Acho uma pena, porque é uma coisa a mais que as pessoas estão deixando de curtir na vida. Por exemplo: sou de família de intelectuais e vivi a vida acadêmica. Eles subestimam a estética. Acho uma coisa pobre, porque eles confundem admirar a estética e dar valor à beleza. Subestimam a estética, porque confundem isso com a questão de marca, de luxo, de ser esnobe. É uma ignorância, porque esquecem o seguinte: tem pessoas que são mais imagéticas, tem pessoas que são mais da questão da escrita e da leitura. Cientistas são pessoas que usam sua criatividade de forma inventiva; outras usam a criatividade na questão da filosofia, o pensar sobre; outras usam na arte. A estética pertence a isso. A matemática é um equilíbrio estético. A cho esse revanchismo intelectualoide hippie depressivo.

O que é o novo luxo?

São os valores de sociedade, como compartilhar com os outros, preservar o meio ambiente para as próximas gerações, a questão social. Sou muito ruim de me expressar falando, tanto que faço imagem, faço moda, crio design, iconografia nas minhas t-shirts. Enquanto luxo é ter uma Ferrari, é jantar em Paris, uma bolsa de tal marca. O novo luxo é eu estar conversando contigo, sentado aqui em casa, olhando as Ilhas Cagarras e o sol no final de tarde. O luxo está nas pequenas coisas.

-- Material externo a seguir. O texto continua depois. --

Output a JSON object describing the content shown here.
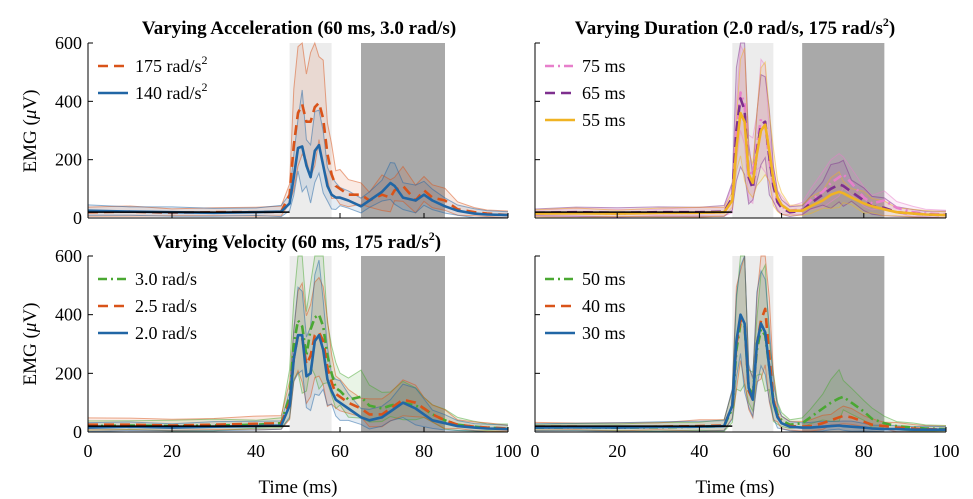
{
  "colors": {
    "blue": "#2166a5",
    "orange": "#d95319",
    "green": "#4aa832",
    "purple": "#7e2f8e",
    "pink": "#e77fcb",
    "yellow": "#f0b323",
    "light_window": "#ececec",
    "dark_window": "#a9a9a9"
  },
  "chart_data": [
    {
      "type": "line",
      "title": "Varying Acceleration (60 ms, 3.0 rad/s)",
      "title_super": "",
      "ylabel": "EMG (μV)",
      "xlabel": "",
      "xlim": [
        0,
        100
      ],
      "ylim": [
        0,
        600
      ],
      "yticks": [
        "0",
        "200",
        "400",
        "600"
      ],
      "xticks": [],
      "shaded_windows": [
        {
          "x": [
            48,
            58
          ],
          "shade": "light"
        },
        {
          "x": [
            65,
            85
          ],
          "shade": "dark"
        }
      ],
      "legend_position": "top-left",
      "series": [
        {
          "name": "175 rad/s",
          "name_super": "2",
          "color": "orange",
          "dash": "dash",
          "x": [
            0,
            10,
            20,
            30,
            40,
            46,
            48,
            49,
            50,
            51,
            52,
            53,
            54,
            55,
            56,
            57,
            58,
            59,
            60,
            62,
            65,
            67,
            70,
            72,
            73,
            75,
            78,
            80,
            82,
            85,
            88,
            92,
            95,
            100
          ],
          "y": [
            20,
            22,
            18,
            20,
            20,
            22,
            80,
            250,
            360,
            390,
            330,
            330,
            380,
            395,
            340,
            220,
            150,
            110,
            100,
            80,
            80,
            60,
            80,
            70,
            95,
            110,
            60,
            95,
            70,
            60,
            30,
            20,
            15,
            10
          ]
        },
        {
          "name": "140 rad/s",
          "name_super": "2",
          "color": "blue",
          "dash": "solid",
          "x": [
            0,
            10,
            20,
            30,
            40,
            46,
            48,
            49,
            50,
            51,
            52,
            53,
            54,
            55,
            56,
            57,
            58,
            59,
            60,
            62,
            65,
            67,
            70,
            72,
            73,
            75,
            78,
            80,
            82,
            85,
            88,
            92,
            95,
            100
          ],
          "y": [
            25,
            22,
            20,
            18,
            20,
            22,
            50,
            140,
            240,
            245,
            180,
            140,
            230,
            250,
            180,
            110,
            80,
            70,
            70,
            60,
            40,
            60,
            90,
            120,
            110,
            70,
            60,
            80,
            60,
            40,
            25,
            15,
            12,
            10
          ]
        }
      ]
    },
    {
      "type": "line",
      "title": "Varying Duration (2.0 rad/s, 175 rad/s",
      "title_super": "2",
      "title_after": ")",
      "ylabel": "",
      "xlabel": "",
      "xlim": [
        0,
        100
      ],
      "ylim": [
        0,
        600
      ],
      "yticks": [],
      "xticks": [],
      "shaded_windows": [
        {
          "x": [
            48,
            58
          ],
          "shade": "light"
        },
        {
          "x": [
            65,
            85
          ],
          "shade": "dark"
        }
      ],
      "legend_position": "top-left",
      "series": [
        {
          "name": "75 ms",
          "color": "pink",
          "dash": "dashdot",
          "x": [
            0,
            10,
            20,
            30,
            40,
            46,
            48,
            49,
            50,
            51,
            52,
            53,
            54,
            55,
            56,
            57,
            58,
            59,
            60,
            62,
            65,
            67,
            70,
            72,
            74,
            75,
            77,
            80,
            82,
            85,
            88,
            92,
            95,
            100
          ],
          "y": [
            15,
            18,
            15,
            18,
            18,
            20,
            60,
            280,
            430,
            390,
            160,
            150,
            250,
            340,
            320,
            200,
            110,
            60,
            40,
            25,
            30,
            60,
            90,
            120,
            140,
            150,
            120,
            70,
            50,
            60,
            35,
            20,
            15,
            12
          ]
        },
        {
          "name": "65 ms",
          "color": "purple",
          "dash": "dash",
          "x": [
            0,
            10,
            20,
            30,
            40,
            46,
            48,
            49,
            50,
            51,
            52,
            53,
            54,
            55,
            56,
            57,
            58,
            59,
            60,
            62,
            65,
            67,
            70,
            72,
            74,
            75,
            77,
            80,
            82,
            85,
            88,
            92,
            95,
            100
          ],
          "y": [
            18,
            20,
            18,
            20,
            20,
            22,
            70,
            300,
            410,
            370,
            140,
            100,
            230,
            320,
            330,
            210,
            110,
            55,
            35,
            20,
            25,
            50,
            80,
            100,
            115,
            110,
            90,
            60,
            40,
            35,
            20,
            15,
            12,
            10
          ]
        },
        {
          "name": "55 ms",
          "color": "yellow",
          "dash": "solid",
          "x": [
            0,
            10,
            20,
            30,
            40,
            46,
            48,
            49,
            50,
            51,
            52,
            53,
            54,
            55,
            56,
            57,
            58,
            59,
            60,
            62,
            65,
            67,
            70,
            72,
            74,
            75,
            77,
            80,
            82,
            85,
            88,
            92,
            95,
            100
          ],
          "y": [
            15,
            16,
            15,
            17,
            18,
            20,
            60,
            240,
            360,
            330,
            150,
            120,
            220,
            300,
            320,
            230,
            130,
            70,
            45,
            25,
            25,
            40,
            60,
            80,
            90,
            85,
            70,
            50,
            40,
            30,
            20,
            15,
            12,
            10
          ]
        }
      ]
    },
    {
      "type": "line",
      "title": "Varying Velocity (60 ms, 175 rad/s",
      "title_super": "2",
      "title_after": ")",
      "ylabel": "EMG (μV)",
      "xlabel": "Time (ms)",
      "xlim": [
        0,
        100
      ],
      "ylim": [
        0,
        600
      ],
      "yticks": [
        "0",
        "200",
        "400",
        "600"
      ],
      "xticks": [
        "0",
        "20",
        "40",
        "60",
        "80",
        "100"
      ],
      "shaded_windows": [
        {
          "x": [
            48,
            58
          ],
          "shade": "light"
        },
        {
          "x": [
            65,
            85
          ],
          "shade": "dark"
        }
      ],
      "legend_position": "top-left",
      "series": [
        {
          "name": "3.0 rad/s",
          "color": "green",
          "dash": "dashdot",
          "x": [
            0,
            10,
            20,
            30,
            40,
            46,
            48,
            49,
            50,
            51,
            52,
            53,
            54,
            55,
            56,
            57,
            58,
            59,
            60,
            62,
            65,
            67,
            70,
            72,
            75,
            78,
            80,
            82,
            85,
            88,
            92,
            95,
            100
          ],
          "y": [
            20,
            22,
            20,
            22,
            25,
            30,
            120,
            300,
            380,
            360,
            260,
            350,
            390,
            400,
            360,
            260,
            200,
            150,
            140,
            110,
            120,
            90,
            80,
            90,
            100,
            90,
            80,
            60,
            40,
            25,
            18,
            15,
            12
          ]
        },
        {
          "name": "2.5 rad/s",
          "color": "orange",
          "dash": "dash",
          "x": [
            0,
            10,
            20,
            30,
            40,
            46,
            48,
            49,
            50,
            51,
            52,
            53,
            54,
            55,
            56,
            57,
            58,
            59,
            60,
            62,
            65,
            67,
            70,
            72,
            75,
            78,
            80,
            82,
            85,
            88,
            92,
            95,
            100
          ],
          "y": [
            25,
            25,
            22,
            25,
            28,
            30,
            100,
            250,
            330,
            320,
            230,
            260,
            330,
            340,
            310,
            220,
            170,
            130,
            120,
            100,
            80,
            60,
            60,
            80,
            110,
            100,
            80,
            60,
            40,
            25,
            18,
            15,
            12
          ]
        },
        {
          "name": "2.0 rad/s",
          "color": "blue",
          "dash": "solid",
          "x": [
            0,
            10,
            20,
            30,
            40,
            46,
            48,
            49,
            50,
            51,
            52,
            53,
            54,
            55,
            56,
            57,
            58,
            59,
            60,
            62,
            65,
            67,
            70,
            72,
            75,
            78,
            80,
            82,
            85,
            88,
            92,
            95,
            100
          ],
          "y": [
            15,
            18,
            15,
            18,
            20,
            22,
            90,
            250,
            330,
            330,
            190,
            200,
            310,
            330,
            280,
            180,
            140,
            110,
            100,
            80,
            50,
            40,
            50,
            70,
            100,
            80,
            60,
            40,
            30,
            20,
            15,
            12,
            10
          ]
        }
      ]
    },
    {
      "type": "line",
      "title": "",
      "ylabel": "",
      "xlabel": "Time (ms)",
      "xlim": [
        0,
        100
      ],
      "ylim": [
        0,
        600
      ],
      "yticks": [],
      "xticks": [
        "0",
        "20",
        "40",
        "60",
        "80",
        "100"
      ],
      "shaded_windows": [
        {
          "x": [
            48,
            58
          ],
          "shade": "light"
        },
        {
          "x": [
            65,
            85
          ],
          "shade": "dark"
        }
      ],
      "legend_position": "top-left",
      "series": [
        {
          "name": "50 ms",
          "color": "green",
          "dash": "dashdot",
          "x": [
            0,
            10,
            20,
            30,
            40,
            46,
            48,
            49,
            50,
            51,
            52,
            53,
            54,
            55,
            56,
            57,
            58,
            59,
            60,
            62,
            65,
            67,
            70,
            72,
            74,
            75,
            77,
            80,
            82,
            85,
            88,
            92,
            95,
            100
          ],
          "y": [
            15,
            16,
            15,
            16,
            18,
            20,
            80,
            280,
            370,
            360,
            150,
            130,
            280,
            350,
            330,
            220,
            110,
            60,
            40,
            25,
            30,
            50,
            80,
            100,
            115,
            120,
            100,
            70,
            45,
            30,
            20,
            15,
            12,
            10
          ]
        },
        {
          "name": "40 ms",
          "color": "orange",
          "dash": "dash",
          "x": [
            0,
            10,
            20,
            30,
            40,
            46,
            48,
            49,
            50,
            51,
            52,
            53,
            54,
            55,
            56,
            57,
            58,
            59,
            60,
            62,
            65,
            67,
            70,
            72,
            74,
            75,
            77,
            80,
            82,
            85,
            88,
            92,
            95,
            100
          ],
          "y": [
            18,
            18,
            16,
            18,
            20,
            22,
            90,
            300,
            380,
            370,
            140,
            110,
            300,
            380,
            420,
            260,
            110,
            55,
            30,
            20,
            18,
            20,
            30,
            40,
            50,
            55,
            50,
            35,
            25,
            20,
            15,
            12,
            10,
            8
          ]
        },
        {
          "name": "30 ms",
          "color": "blue",
          "dash": "solid",
          "x": [
            0,
            10,
            20,
            30,
            40,
            46,
            48,
            49,
            50,
            51,
            52,
            53,
            54,
            55,
            56,
            57,
            58,
            59,
            60,
            62,
            65,
            67,
            70,
            72,
            74,
            75,
            77,
            80,
            82,
            85,
            88,
            92,
            95,
            100
          ],
          "y": [
            15,
            16,
            15,
            17,
            18,
            20,
            90,
            310,
            400,
            370,
            150,
            110,
            300,
            370,
            340,
            220,
            100,
            50,
            30,
            18,
            15,
            15,
            18,
            20,
            22,
            20,
            18,
            15,
            12,
            10,
            10,
            8,
            8,
            8
          ]
        }
      ]
    }
  ]
}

Você faz palestras sobre isso?

Sou considerado um dos pioneiros do novo luxo. O primeiro slide é a palavra ethos. Costumo falar que da palavra ethos saem outras duas – ética e estética. Estética é igual a design; design, quando bem feito, é igual a sofisticação; sofisticação é igual a luxo. Então, ética é igual a luxo. Tem gente que chega quase a enfartar. Eu faço para cutucar mesmo, estou quebrando o paradigma do luxo. Minha última palestra foi em Paris, falei durante duas horas e meia em francês. Nem sei como consegui, pois meu vocabulário em francês deve ser de 100 palavras, no máximo. É aquela coisa de ignorante inteligente. Realmente, sem soberba nenhuma, posso dizer, com certeza, que quem cunhou esse conceito de novo luxo fui eu. Tanto que, em abril, fui presidente de honra da Sustainable Luxury Fair, em Paris.

Explica isso melhor.

Vamos voltar 100 anos no tempo e nos lembrar de monsieur Louis Vuitton. Ele não era conhecido por ter uma grife, ele não tinha nada. E por que foi reconhecido? Porque era uma pessoa que se dedicava a fazer uma coisa bem feita para os outros. Quando você se dedica a fazer uma coisa bem feita para os outros, este é um ato nobre. As pessoas nem sabem mais o que significa a palavra nobreza, elas se esquecem. Os primeiros consumidores não compravam coisas de Louis Vuitton porque era famoso, mas porque queriam ter um status, compravam porque percebiam que tinha qualidade. Aqueles que conseguem enxergar algum produto ou um trabalho artístico, seja o que for, sem ter referência nenhuma e reconhecem valor naquilo são pessoas nobres, cultas, inteligentes, que estão abertas a ver alguma coisa nova sem nenhum preconceito e aplaudem, compram ou fomentam. Você concorda?